Polls commissioned by the Morena party indicate that around 80 percent of respondents think revamping the judicial system is necessary — though other polls have found that more than 50 percent of those surveyed don’t know what the overhaul entails.

“It’s very fashionable now to be of the people, but sometimes the people aren’t informed,” said Juan Diego Naranjo, 28, a plumber in Cancún. “If they’re not going to know much about the judicial candidates, then many won’t go out to vote. If in the presidential, governor and municipal elections many of us didn’t go out to vote, maybe there will be less for judges.”

Mr. Naranjo admitted that he himself didn’t cast a ballot during the 2018 presidential elections, which Mr. López Obrador won, because he didn’t have time to study the campaigns.

Ms. Manilla, the college student who supports the overhaul, said, “There’s never total certainty that majorities will make the right decisions.” But, she added, “if the people make mistakes, then the people are also going to be able to rectify.”

Other Mexicans said they worried there were important pieces missing from the discussion.

Laura Alvarez, 38, a restaurant manager in Monterrey, in northeastern Mexico, said that choosing a judge might improve public confidence. She said she had a terrible experience with the justice system when her daughter was sexually abused and the case was dismissed before it even reached a judge. Still, she felt the judicial overhaul needed more explanation from politicians.

“They’re not telling you, ‘This is what I want to change and this is what I’m going to offer you,’” she said. “That’s why I find myself in the middle. I want more transparency.”

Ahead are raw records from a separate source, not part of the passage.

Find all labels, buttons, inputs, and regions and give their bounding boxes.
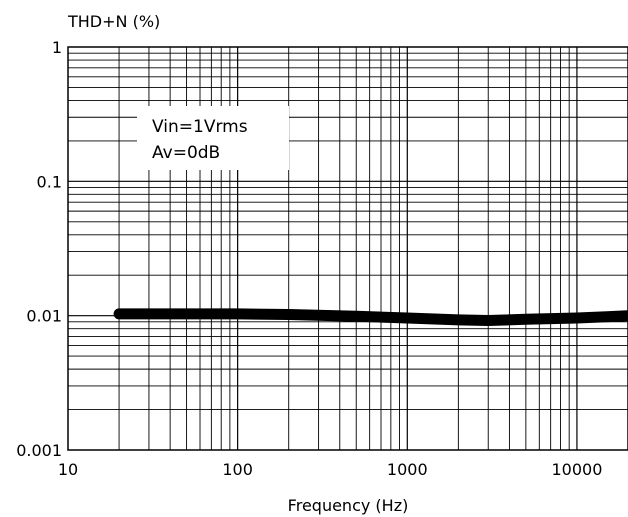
y-tick-labels: 1 0.1 0.01 0.001	[16, 38, 62, 460]
x-tick-labels: 10 100 1000 10000	[58, 460, 603, 479]
x-tick-label: 10000	[551, 460, 602, 479]
annotation-av: Av=0dB	[152, 143, 220, 163]
y-tick-label: 0.1	[37, 172, 62, 191]
x-tick-label: 100	[222, 460, 253, 479]
series-line	[113, 308, 628, 326]
y-axis-title: THD+N (%)	[67, 12, 160, 31]
y-tick-label: 1	[52, 38, 62, 57]
y-tick-label: 0.01	[26, 307, 62, 326]
x-tick-label: 1000	[387, 460, 428, 479]
annotation-vin: Vin=1Vrms	[152, 117, 248, 137]
x-tick-label: 10	[58, 460, 78, 479]
annotation-background	[137, 106, 289, 170]
plot-frame	[67, 46, 628, 451]
y-tick-label: 0.001	[16, 441, 62, 460]
annotation-box: Vin=1Vrms Av=0dB	[137, 106, 289, 170]
series-layer	[113, 308, 628, 326]
x-axis-title: Frequency (Hz)	[288, 496, 409, 515]
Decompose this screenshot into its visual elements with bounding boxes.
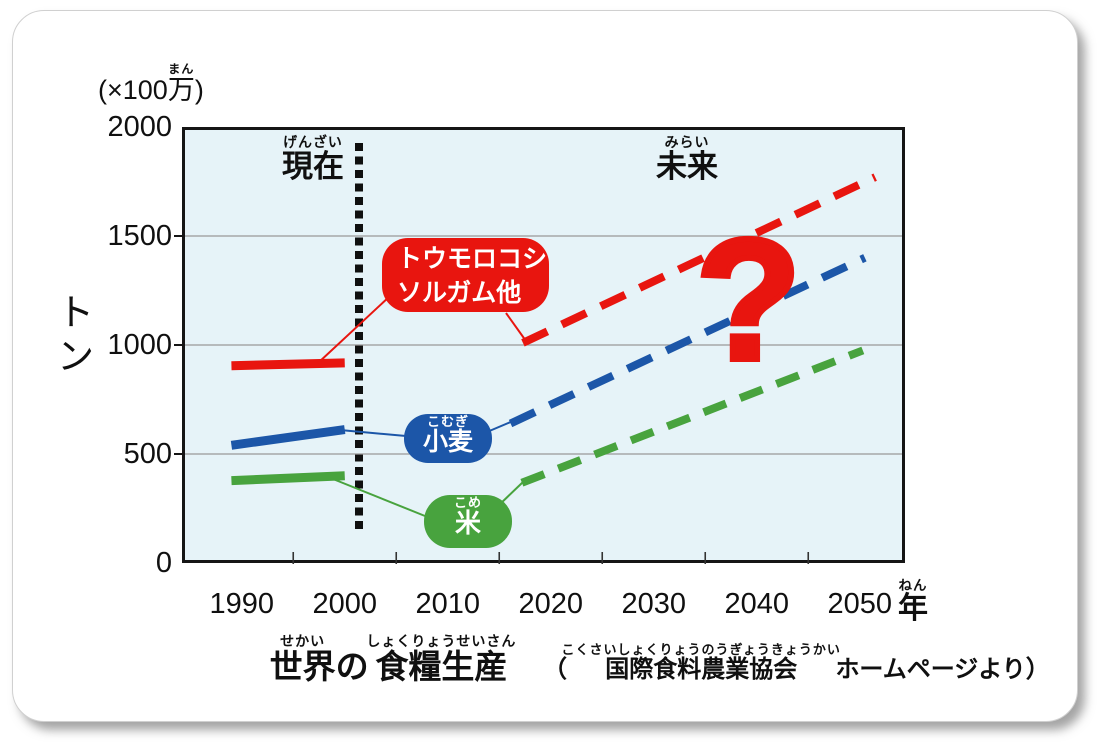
y-axis-unit-label: (×100万まん) — [98, 62, 204, 105]
x-axis-label-2030: 2030 — [621, 588, 686, 620]
y-axis-label-500: 500 — [123, 438, 172, 470]
question-mark-annotation: ? — [693, 204, 804, 396]
callout-corn-line2: ソルガム他 — [397, 279, 522, 307]
y-axis-label-0: 0 — [155, 547, 172, 579]
x-axis-unit-label: 年ねん — [898, 578, 928, 625]
y-axis-label-1000: 1000 — [107, 329, 172, 361]
x-axis-label-1990: 1990 — [209, 588, 274, 620]
callout-corn-sorghum: トウモロコシ ソルガム他 — [382, 238, 549, 312]
y-axis-label-2000: 2000 — [107, 111, 172, 143]
y-axis-title: トン — [50, 292, 92, 380]
y-axis-label-1500: 1500 — [107, 220, 172, 252]
zone-label-present: 現在げんざい — [282, 134, 344, 184]
chart-source: （国際食料農業協会こくさいしょくりょうのうぎょうきょうかいホームページより） — [543, 642, 1050, 683]
x-axis-label-2010: 2010 — [415, 588, 480, 620]
x-axis-label-2020: 2020 — [518, 588, 583, 620]
chart-title: 世界せかいの食糧生産しょくりょうせいさん — [269, 633, 517, 685]
callout-rice: 米こめ — [424, 495, 512, 548]
callout-corn-line1: トウモロコシ — [397, 245, 548, 273]
x-axis-label-2000: 2000 — [312, 588, 377, 620]
callout-wheat: 小麦こむぎ — [404, 414, 492, 463]
present-future-divider-dotted-line — [355, 143, 363, 529]
zone-label-future: 未来みらい — [656, 134, 718, 184]
x-axis-label-2040: 2040 — [724, 588, 789, 620]
x-axis-label-2050: 2050 — [827, 588, 892, 620]
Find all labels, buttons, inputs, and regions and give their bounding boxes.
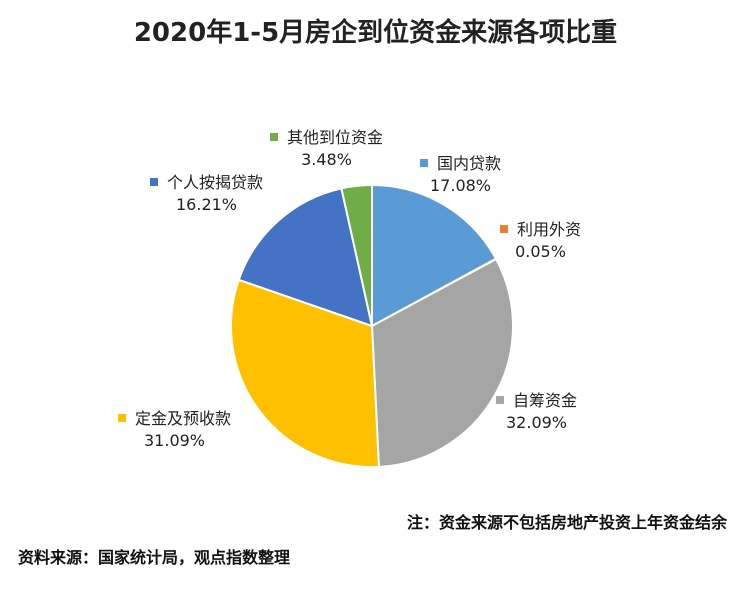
slice-name-mortgage-loans: 个人按揭贷款 — [167, 173, 264, 192]
legend-swatch-deposits-prepayments — [118, 413, 126, 422]
slice-value-foreign-capital: 0.05% — [515, 242, 566, 261]
slice-value-other-funds: 3.48% — [301, 150, 352, 169]
label-mortgage-loans: 个人按揭贷款 16.21% — [150, 172, 263, 216]
chart-title: 2020年1-5月房企到位资金来源各项比重 — [133, 18, 618, 48]
legend-swatch-self-raised — [496, 395, 504, 404]
slice-name-foreign-capital: 利用外资 — [517, 220, 582, 239]
pie-slice-deposits-prepayments — [230, 278, 380, 468]
pie-slice-mortgage-loans — [237, 187, 374, 328]
pie-slices — [230, 183, 514, 468]
slice-name-other-funds: 其他到位资金 — [287, 128, 384, 147]
pie-slice-other-funds — [340, 183, 373, 327]
label-domestic-loans: 国内贷款 17.08% — [420, 153, 501, 197]
label-self-raised: 自筹资金 32.09% — [496, 390, 577, 434]
legend-swatch-mortgage-loans — [150, 177, 158, 186]
slice-value-deposits-prepayments: 31.09% — [144, 431, 206, 450]
slice-value-mortgage-loans: 16.21% — [176, 195, 238, 214]
slice-name-domestic-loans: 国内贷款 — [437, 154, 502, 173]
legend-swatch-domestic-loans — [420, 158, 428, 167]
slice-value-domestic-loans: 17.08% — [430, 176, 492, 195]
label-foreign-capital: 利用外资 0.05% — [500, 219, 581, 263]
pie-slice-domestic-loans — [371, 183, 498, 328]
legend-swatch-foreign-capital — [500, 224, 508, 233]
pie-slice-self-raised — [370, 257, 514, 468]
label-other-funds: 其他到位资金 3.48% — [270, 127, 383, 171]
slice-name-self-raised: 自筹资金 — [513, 391, 578, 410]
label-deposits-prepayments: 定金及预收款 31.09% — [118, 408, 231, 452]
slice-value-self-raised: 32.09% — [506, 413, 568, 432]
source-note: 资料来源：国家统计局，观点指数整理 — [18, 548, 291, 567]
slice-name-deposits-prepayments: 定金及预收款 — [135, 409, 232, 428]
legend-swatch-other-funds — [270, 132, 278, 141]
footnote: 注：资金来源不包括房地产投资上年资金结余 — [406, 513, 727, 532]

Regardless of their differences on the plan, many Mexicans largely agreed there was a long-overdue need to rid the system of what they called privileges, nepotism and corruption.

Javier Martín Reyes, a law professor at National Autonomous University of Mexico, said that a majority of Mexicans’ interactions with the judiciary were not at the federal level but at the local one — such as labor, family or civil disputes — and that it was here that “more reforms” were needed.

But he said that two important parts of the justice system that the average Mexican dealt with most often — the police and prosecutors — weren’t addressed in the proposal.

“If Mexico today is a country with enormous rates of impunity, it is largely because the vast majority of crimes are not investigated and some that are investigated do not reach conclusions,” Mr. Reyes said. “And those that reach conclusions many times are cases that aren’t sufficiently well assembled or investigated to later be upheld in a tribunal or court.”

After living so long under a system he described as riddled with problems, José Luis Valderrama, a 68-year-old grocery bagger in Monterrey, said it was worth trying something new — especially if voters could elect qualified people.

“Possibly things will change,” he said. “We really don’t know. It’s a matter of trying.”

Chantal Flores contributed reporting from Monterrey, Mexico, and Ricardo Hernández Ruiz from Cancún.